19.04.2024
The heavy-lift rocket’s upper stage might extend its service as a tug or defender.
U.S. SPACE FORCE / DEANNA MURANO
Faced with competitors building their own reusable heavy-lift rocket, United Launch Alliance is devising plans to keep the upper stage of its Vulcan Centaur rockets in space, where they might tug satellites or counter Chinese threats.
These upper stages could be loaded with more propellant than needed for their initial launch duties, allowing them to stay in orbit and handle other tasks for weeks or months, ULA CEO Tory Bruno told Defense One on the sidelines of the Space Symposium conference.

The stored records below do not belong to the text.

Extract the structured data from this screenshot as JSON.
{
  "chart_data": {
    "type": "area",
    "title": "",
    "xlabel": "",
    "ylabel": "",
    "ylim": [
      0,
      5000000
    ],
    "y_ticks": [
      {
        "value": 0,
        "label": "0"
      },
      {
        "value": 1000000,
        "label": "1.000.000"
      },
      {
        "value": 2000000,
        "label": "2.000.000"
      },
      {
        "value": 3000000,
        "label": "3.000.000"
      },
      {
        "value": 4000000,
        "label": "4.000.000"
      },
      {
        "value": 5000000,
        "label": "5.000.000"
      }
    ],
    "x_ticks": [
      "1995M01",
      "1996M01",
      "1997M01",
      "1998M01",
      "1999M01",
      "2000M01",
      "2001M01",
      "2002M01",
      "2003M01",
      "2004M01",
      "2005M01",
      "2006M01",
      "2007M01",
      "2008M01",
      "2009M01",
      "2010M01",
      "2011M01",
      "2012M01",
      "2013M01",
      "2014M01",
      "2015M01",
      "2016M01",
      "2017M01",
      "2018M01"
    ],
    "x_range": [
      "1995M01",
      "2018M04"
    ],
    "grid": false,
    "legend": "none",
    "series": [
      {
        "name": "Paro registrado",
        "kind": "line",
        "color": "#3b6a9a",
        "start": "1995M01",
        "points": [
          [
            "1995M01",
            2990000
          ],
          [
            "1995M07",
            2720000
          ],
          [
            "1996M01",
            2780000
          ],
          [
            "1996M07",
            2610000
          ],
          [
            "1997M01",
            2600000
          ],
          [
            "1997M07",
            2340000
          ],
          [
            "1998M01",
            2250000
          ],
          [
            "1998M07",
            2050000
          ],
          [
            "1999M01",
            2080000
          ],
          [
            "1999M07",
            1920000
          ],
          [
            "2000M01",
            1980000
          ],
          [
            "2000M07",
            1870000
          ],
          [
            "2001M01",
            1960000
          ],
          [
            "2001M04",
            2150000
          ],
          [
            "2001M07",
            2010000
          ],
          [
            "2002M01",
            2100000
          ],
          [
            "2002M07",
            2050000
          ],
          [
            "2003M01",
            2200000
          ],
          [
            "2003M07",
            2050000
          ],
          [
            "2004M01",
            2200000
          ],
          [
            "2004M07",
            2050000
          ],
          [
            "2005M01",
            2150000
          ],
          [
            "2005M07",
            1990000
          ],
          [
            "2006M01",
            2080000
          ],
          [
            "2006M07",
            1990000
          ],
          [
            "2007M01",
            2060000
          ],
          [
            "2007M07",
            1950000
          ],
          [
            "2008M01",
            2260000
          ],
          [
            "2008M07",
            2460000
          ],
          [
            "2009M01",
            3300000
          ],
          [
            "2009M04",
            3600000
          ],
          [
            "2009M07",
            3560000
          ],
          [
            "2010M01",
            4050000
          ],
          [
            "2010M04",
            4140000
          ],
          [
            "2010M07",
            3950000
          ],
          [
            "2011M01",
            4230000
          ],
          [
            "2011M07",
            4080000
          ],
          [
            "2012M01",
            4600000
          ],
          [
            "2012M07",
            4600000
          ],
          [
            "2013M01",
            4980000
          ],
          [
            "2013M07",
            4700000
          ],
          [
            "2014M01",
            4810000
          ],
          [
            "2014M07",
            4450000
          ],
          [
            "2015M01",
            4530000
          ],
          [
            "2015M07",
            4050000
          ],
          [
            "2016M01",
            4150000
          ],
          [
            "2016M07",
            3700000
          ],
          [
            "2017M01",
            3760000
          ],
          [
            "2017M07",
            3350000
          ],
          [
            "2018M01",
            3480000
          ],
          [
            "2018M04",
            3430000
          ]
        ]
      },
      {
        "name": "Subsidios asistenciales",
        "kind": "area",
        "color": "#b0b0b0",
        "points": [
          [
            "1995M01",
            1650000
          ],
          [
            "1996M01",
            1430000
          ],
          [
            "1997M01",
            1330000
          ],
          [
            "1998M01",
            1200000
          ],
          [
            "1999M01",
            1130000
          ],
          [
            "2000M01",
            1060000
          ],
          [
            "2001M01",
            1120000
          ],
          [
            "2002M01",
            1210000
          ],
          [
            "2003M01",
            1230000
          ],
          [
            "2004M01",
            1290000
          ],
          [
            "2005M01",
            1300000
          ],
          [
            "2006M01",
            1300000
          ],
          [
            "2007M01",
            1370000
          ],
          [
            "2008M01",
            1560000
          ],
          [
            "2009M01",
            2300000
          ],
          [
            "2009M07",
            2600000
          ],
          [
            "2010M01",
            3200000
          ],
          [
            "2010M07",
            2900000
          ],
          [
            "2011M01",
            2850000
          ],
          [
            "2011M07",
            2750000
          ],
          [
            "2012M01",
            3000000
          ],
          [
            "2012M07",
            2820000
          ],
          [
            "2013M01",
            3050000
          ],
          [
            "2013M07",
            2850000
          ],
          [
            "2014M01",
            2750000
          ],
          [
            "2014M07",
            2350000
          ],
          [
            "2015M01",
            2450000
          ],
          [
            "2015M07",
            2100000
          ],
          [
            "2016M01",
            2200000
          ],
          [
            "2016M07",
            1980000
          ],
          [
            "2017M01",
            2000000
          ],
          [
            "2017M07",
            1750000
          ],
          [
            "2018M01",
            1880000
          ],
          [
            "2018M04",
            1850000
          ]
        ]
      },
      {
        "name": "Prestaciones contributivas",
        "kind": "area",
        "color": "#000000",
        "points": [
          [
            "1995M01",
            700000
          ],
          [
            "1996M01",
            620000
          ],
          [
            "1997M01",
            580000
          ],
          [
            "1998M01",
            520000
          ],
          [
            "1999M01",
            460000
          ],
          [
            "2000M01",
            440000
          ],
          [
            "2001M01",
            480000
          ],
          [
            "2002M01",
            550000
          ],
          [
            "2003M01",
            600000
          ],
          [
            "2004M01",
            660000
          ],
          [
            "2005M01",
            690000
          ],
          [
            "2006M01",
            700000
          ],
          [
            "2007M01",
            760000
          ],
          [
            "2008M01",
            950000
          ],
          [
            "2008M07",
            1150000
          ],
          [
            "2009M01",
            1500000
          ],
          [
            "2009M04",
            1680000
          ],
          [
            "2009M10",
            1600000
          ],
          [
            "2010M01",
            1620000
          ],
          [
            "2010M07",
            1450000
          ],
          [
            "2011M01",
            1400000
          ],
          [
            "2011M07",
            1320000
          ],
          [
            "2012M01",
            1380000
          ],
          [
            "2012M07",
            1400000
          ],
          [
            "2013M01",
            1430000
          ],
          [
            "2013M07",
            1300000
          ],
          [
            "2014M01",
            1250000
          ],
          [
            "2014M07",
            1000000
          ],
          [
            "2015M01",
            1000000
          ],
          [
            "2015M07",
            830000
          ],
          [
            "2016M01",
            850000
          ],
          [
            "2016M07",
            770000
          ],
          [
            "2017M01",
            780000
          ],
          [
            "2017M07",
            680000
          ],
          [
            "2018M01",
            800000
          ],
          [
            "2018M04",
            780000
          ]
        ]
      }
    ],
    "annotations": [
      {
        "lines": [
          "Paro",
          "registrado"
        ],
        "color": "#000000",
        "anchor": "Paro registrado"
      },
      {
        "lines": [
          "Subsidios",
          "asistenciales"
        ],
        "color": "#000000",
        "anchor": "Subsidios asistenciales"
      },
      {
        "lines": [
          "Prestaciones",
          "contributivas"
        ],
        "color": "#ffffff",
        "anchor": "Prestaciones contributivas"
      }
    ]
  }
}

“I can go off and serve a spacecraft and move spacecraft and get in between Chinese anti-satellite weapons on orbit and things we're trying to protect. I can do all kinds of missions that are with a reusable upper stage,” Bruno said.
Vulcan wasn’t designed to be “reused” in the typical sense—i.e., return to Earth—which will make it difficult for the company to compete on cost with SpaceX once its reusable mega-rocket Starship becomes operational. But ULA’s idea to keep the Centaur upper stage in space could open up new missions for the company.
“It takes a satellite weeks to maneuver in its orbit, and it can only do it a couple of times before it's out of propellant. This is a rocket. It's got two orders of magnitude more thrust, more than that amount of energy, even if it's only half full, it can fly around anywhere in Earth orbit in hours, where it takes satellites weeks to do that, and it can do many orbital changes,” Bruno said.
Bruno envisions “a whole fleet of them up there, building up over time as I'm flying, flying, flying in the air, lasting longer and longer and longer, available to do missions to help us cope with this threat.”